Was ich an Discountern hasse

Roberts Kolumne am 19. Oktober 2008

Gestern, ausgerechnet auch noch ein Samstag, war wieder einer dieser verdammten Tage, an dem ich mich beim Einkaufen diese Frage frage: Was ist an Geschäften, Läden, Märkten so schlimm, dass jeder Deutsche stets bemüht ist, sie so schnell wie möglich wieder verlassen zu können? Bist du noch beim Einkaufen oder schon auf der Flucht?

Kaum stehen nur zwei Leute in der Schlange, wird die Kassierein angepflaumt, können sie nicht ne andere Kasse aufmachen?! Ein Tag hat 1440 Minuten, d. h. fünf Minuten Kassenschlange sind, oh Gott, rund 3‰ eines Tages, um die die Aufnahme eben dieser in Alkohol verzögert wird. Wenn das keinen Notstand rechtfertigt?! Und das alles nur wegen fünf Minuten …

Einige Märkte setzen dem eine Kundenbeschäftigungstherapie entgegen: Kurze Kassenschichten sorgen für stetige Bewegung im „Kassenbereich“, inklusive des „Kassenhoppings“, obwohl doch klar ist, dass es an der eigenen Kasse immer am längsten dauert. Es wäre mal interessant, was passiert, stellten sich alle Einkäufer im vollen Bewusstsein dieses Theorems an …

Aber das beste ist immer noch, auf den vorher aus allen Rohren schimpfenden Spatz am Zahltag die Kanone zu richten, spricht die Ware mit Überschallgeschwindigkeit über den Scanner zu ziehen – erst kommt die Ware und dann der Piep der Kasse. Natürlich befindet sich hinter dem Scanner kein Platz zur Ablage, weshalb der bereits mit gezücktem Portmonee bewaffnete Kunde wieder einstecken und dann einpacken muss. Und auch hier trainiert die forsche Jugend für Olympia, weil natürlich die Kassiererin zuerst fertig wird und den Kunden jetzt vorwurfsvoll anschaut: Kohle her und räum hier auf, da warten schonn die nächsten!

Wenn der Deutsche sich beim Alltagsgeschäft so wenig, ja eigentlich gar keine Zeit nimmt, verwundert es dann, dass er zur Entspannung (!) bevorzugt sonntags Einkaufen möchte? Oder ist er auch am verkaufsoffenen Sonntag so drauf? Da sich diese Tage meist durch Prachtwetter auszeichnen, heißt es für mich dann doch eher ganz raus in die Natur. Auf dem Bike gibt es keine Staus, keine Hektik, keine Termine, keine Kompromisse – und danach kein anderes Bier als ein frisch gezapftes Weizen für mich und meine Freunde, bittschö.
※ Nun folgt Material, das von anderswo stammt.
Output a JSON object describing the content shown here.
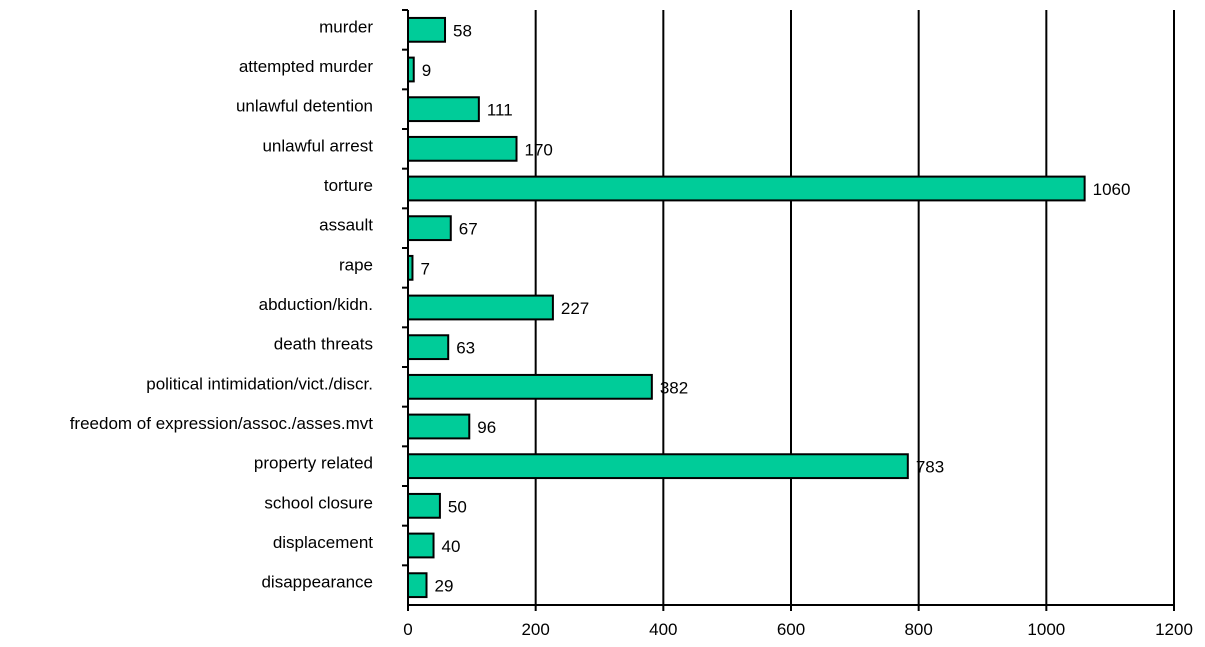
{
  "chart_data": {
    "type": "bar",
    "orientation": "horizontal",
    "categories": [
      "murder",
      "attempted murder",
      "unlawful detention",
      "unlawful arrest",
      "torture",
      "assault",
      "rape",
      "abduction/kidn.",
      "death threats",
      "political intimidation/vict./discr.",
      "freedom of expression/assoc./asses.mvt",
      "property related",
      "school closure",
      "displacement",
      "disappearance"
    ],
    "values": [
      58,
      9,
      111,
      170,
      1060,
      67,
      7,
      227,
      63,
      382,
      96,
      783,
      50,
      40,
      29
    ],
    "value_labels": [
      "58",
      "9",
      "111",
      "170",
      "1060",
      "67",
      "7",
      "227",
      "63",
      "382",
      "96",
      "783",
      "50",
      "40",
      "29"
    ],
    "xlim": [
      0,
      1200
    ],
    "x_ticks": [
      0,
      200,
      400,
      600,
      800,
      1000,
      1200
    ],
    "x_tick_labels": [
      "0",
      "200",
      "400",
      "600",
      "800",
      "1000",
      "1200"
    ],
    "grid": "vertical",
    "legend": "none",
    "title": "",
    "xlabel": "",
    "ylabel": "",
    "bar_color": "#00CC99"
  }
}
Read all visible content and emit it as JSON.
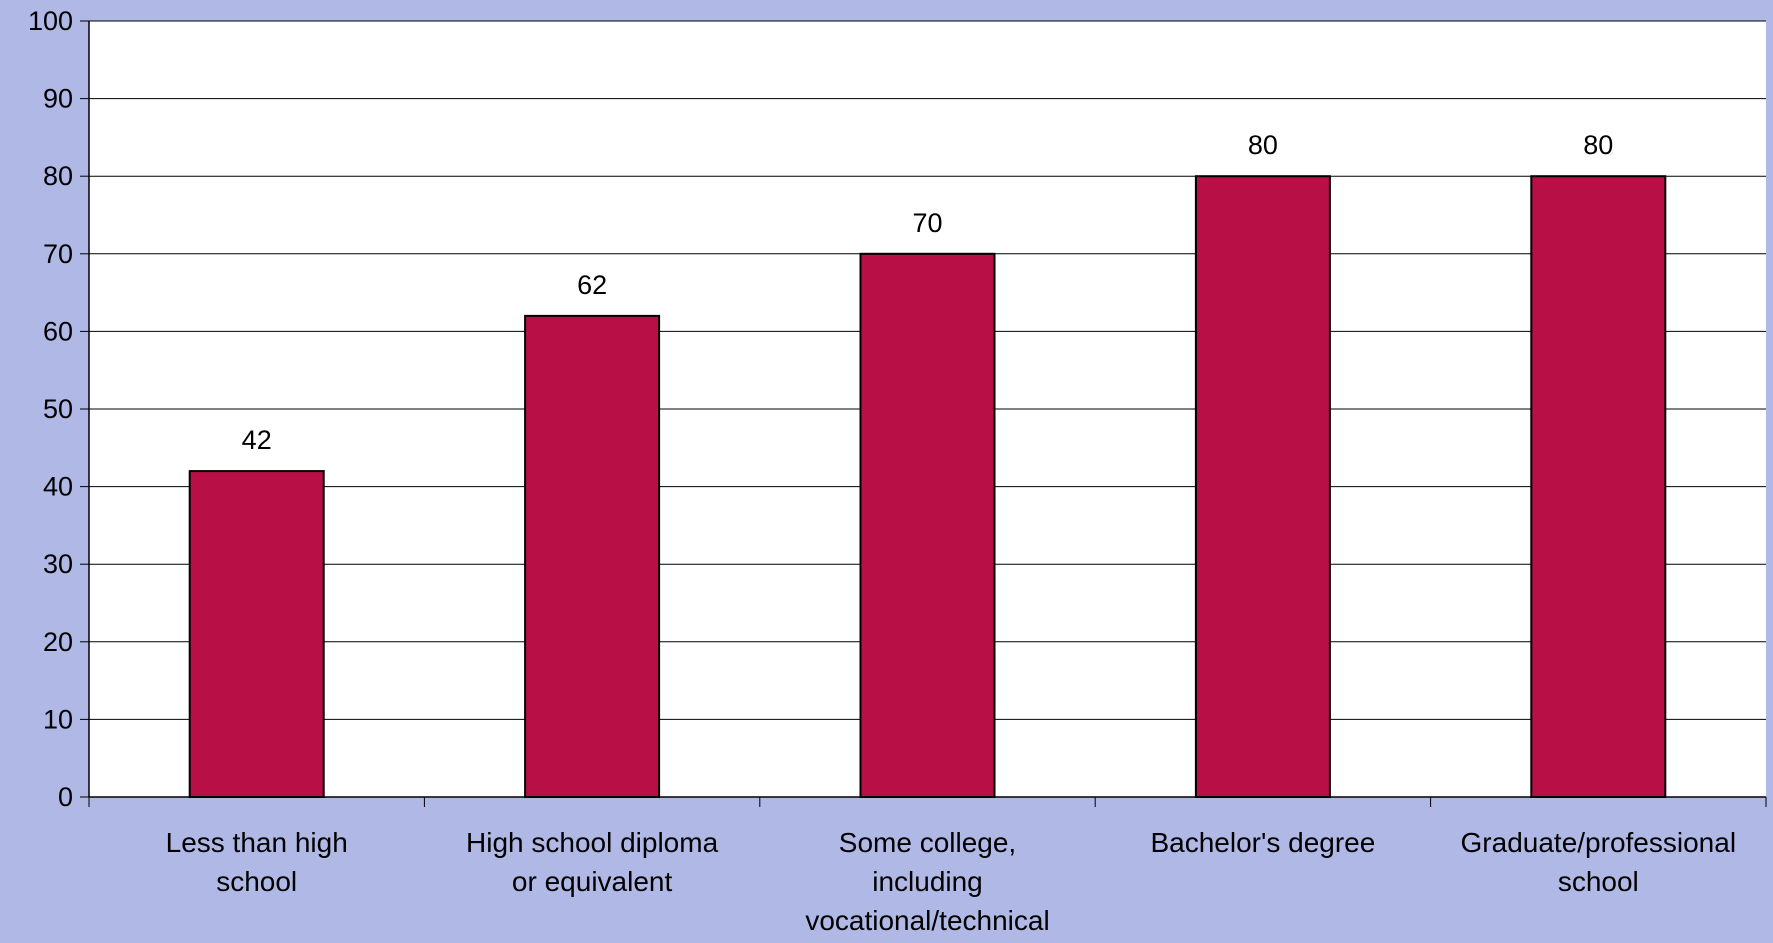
{
  "chart_data": {
    "type": "bar",
    "categories": [
      [
        "Less than high",
        "school"
      ],
      [
        "High school diploma",
        "or equivalent"
      ],
      [
        "Some college,",
        "including",
        "vocational/technical"
      ],
      [
        "Bachelor's degree"
      ],
      [
        "Graduate/professional",
        "school"
      ]
    ],
    "values": [
      42,
      62,
      70,
      80,
      80
    ],
    "data_labels": [
      "42",
      "62",
      "70",
      "80",
      "80"
    ],
    "ylim": [
      0,
      100
    ],
    "yticks": [
      0,
      10,
      20,
      30,
      40,
      50,
      60,
      70,
      80,
      90,
      100
    ],
    "title": "",
    "xlabel": "",
    "ylabel": "",
    "grid": true,
    "legend": "none",
    "colors": {
      "background": "#b0b8e6",
      "plot_area": "#ffffff",
      "bar": "#b80f47",
      "bar_outline": "#000000",
      "gridline": "#000000"
    }
  }
}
Die Engländer aber sollen uns in dieser Hinsicht mal wieder voraus sein. „Wieder“ deshalb, weil dort die Bahnen wieder verstaatlicht werden, die Banken ein bisschen mehr pleite sind und der Überwachungsstaat ausgebauter. Typisch britisch stellt man sich dort im Supermarkt brav in der Kassenschlange an, es gibt keine Hektik und zur Belohnung packt einem die Kassiererin sogar den kompletten Einkauf ein.

Aber für so etwas haben wir in Deutschland ja nun einmal keine Zeit – noch nicht einmal im Urlaub.